Approximation of a mixture of normal distributions II
The reason that the previous section did not succeed until the end of the deception of the discriminator was the triviality of the generator, which simply did a linear transformation. Let us now try to use a fully connected three-layer neural network as a generator:
def generator(self, input, hparams):
Let's look at the training schedules.
Fig. 16. Probability of classification by the discriminator of a real example as real.
Fig. 17. Probability of classification by the discriminator of the generated example as real.
It can be seen that because of the large number of parameters, the training has become much more noisy. Discriminators of all models converge to about

but behave unstably around this point. Let's look at the form of the generator.
Figure 18. Distribution of real data. Does not change in time. The learning step is postponed on the vertical axis.

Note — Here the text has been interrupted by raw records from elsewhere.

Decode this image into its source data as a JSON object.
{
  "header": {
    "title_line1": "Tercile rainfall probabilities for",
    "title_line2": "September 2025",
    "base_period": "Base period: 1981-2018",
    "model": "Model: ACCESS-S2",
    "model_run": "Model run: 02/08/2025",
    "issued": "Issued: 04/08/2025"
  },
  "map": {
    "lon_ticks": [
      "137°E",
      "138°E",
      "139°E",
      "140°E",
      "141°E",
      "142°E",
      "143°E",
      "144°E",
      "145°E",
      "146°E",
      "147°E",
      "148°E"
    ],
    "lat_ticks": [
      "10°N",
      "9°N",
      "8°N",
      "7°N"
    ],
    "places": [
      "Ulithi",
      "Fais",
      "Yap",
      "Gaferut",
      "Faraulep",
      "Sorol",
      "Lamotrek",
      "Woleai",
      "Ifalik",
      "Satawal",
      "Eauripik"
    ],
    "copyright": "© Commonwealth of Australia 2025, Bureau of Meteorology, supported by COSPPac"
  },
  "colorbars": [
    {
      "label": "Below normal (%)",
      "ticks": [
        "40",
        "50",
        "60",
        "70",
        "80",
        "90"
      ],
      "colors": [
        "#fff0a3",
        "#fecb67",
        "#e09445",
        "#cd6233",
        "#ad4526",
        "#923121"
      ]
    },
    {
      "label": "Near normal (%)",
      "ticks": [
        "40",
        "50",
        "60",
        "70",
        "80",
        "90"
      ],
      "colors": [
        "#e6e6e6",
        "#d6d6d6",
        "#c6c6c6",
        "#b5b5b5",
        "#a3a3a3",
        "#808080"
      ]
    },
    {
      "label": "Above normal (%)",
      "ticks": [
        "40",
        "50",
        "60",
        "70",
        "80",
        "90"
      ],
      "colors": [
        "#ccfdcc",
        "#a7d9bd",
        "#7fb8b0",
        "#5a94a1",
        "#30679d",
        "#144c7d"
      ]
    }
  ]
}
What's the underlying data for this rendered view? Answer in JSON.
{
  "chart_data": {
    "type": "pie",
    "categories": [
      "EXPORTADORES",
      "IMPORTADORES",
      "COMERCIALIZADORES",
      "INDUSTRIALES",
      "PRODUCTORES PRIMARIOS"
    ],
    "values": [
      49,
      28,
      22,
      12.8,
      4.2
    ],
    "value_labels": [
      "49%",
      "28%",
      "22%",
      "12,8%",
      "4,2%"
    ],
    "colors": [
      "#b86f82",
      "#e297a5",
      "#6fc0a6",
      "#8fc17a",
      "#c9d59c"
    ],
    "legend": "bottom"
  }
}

Figure 19. Distributions of the generated data from four models. The learning step is postponed on the vertical axis.
It can be seen that the distribution of the generator does not at least coincide with the distribution of data, but is quite similar to it. The most regularized model again showed itself better than anyone. It can be seen that she learned two modes that roughly coincide with the modes of data distribution. Peak sizes are also not very accurate, but approximate the distribution of data. Thus, the neural network generator is able to learn the multimodal distribution of data.
This is how the model is taught:
Fig. 20. Visualization of the learning process of a model with similar mods. The motionless mixture of Gaussians is the distribution density of real data, the moving Gaussian is the distribution density of the generated examples, the blue curve is the result of the work of the discriminator, i.e. the likelihood of an example being present.
Fig. 21. Visualization of the learning process of a model with distant modes. The motionless mixture of Gaussians is the distribution density of real data, the moving Gaussian is the distribution density of the generated examples, the blue curve is the result of the work of the discriminator, i.e. the likelihood of an example being present.
These two animations show learning on the data distributions from the previous section. From these animations it can be seen that when using a sufficiently large generator with a variety of parameters, it is, albeit rather crudely, but capable of approximating the multimodal distribution, thereby indirectly confirming that the problems from the previous section arise from the insufficiently complex generator. The discriminators in these animations are much more noisy than in the section on finding the parameters of the normal distribution, but by the end of the training they begin to resemble a noisy horizontal line.

.
Results
GAN is a model for approximating an arbitrary distribution only by sampling from this distribution. In this article, we looked at the details of how the model works on a trivial example of finding parameters of a normal distribution and on a more complex example of approximating a bimodal distribution by a neural network. Both tasks were solved with good accuracy, which required only the use of a rather complex generator model. In the next article, we will move from these model examples to real examples of generating samples from complex distributions using the example of image distribution.
Thanks
Thank you
Olga Talanova and
Ruslan Login for the review of the text. Thank you
Ruslan Login for help in preparing images and animations. Thanks to
Andrei Tarashkevich for help with the layout of this article.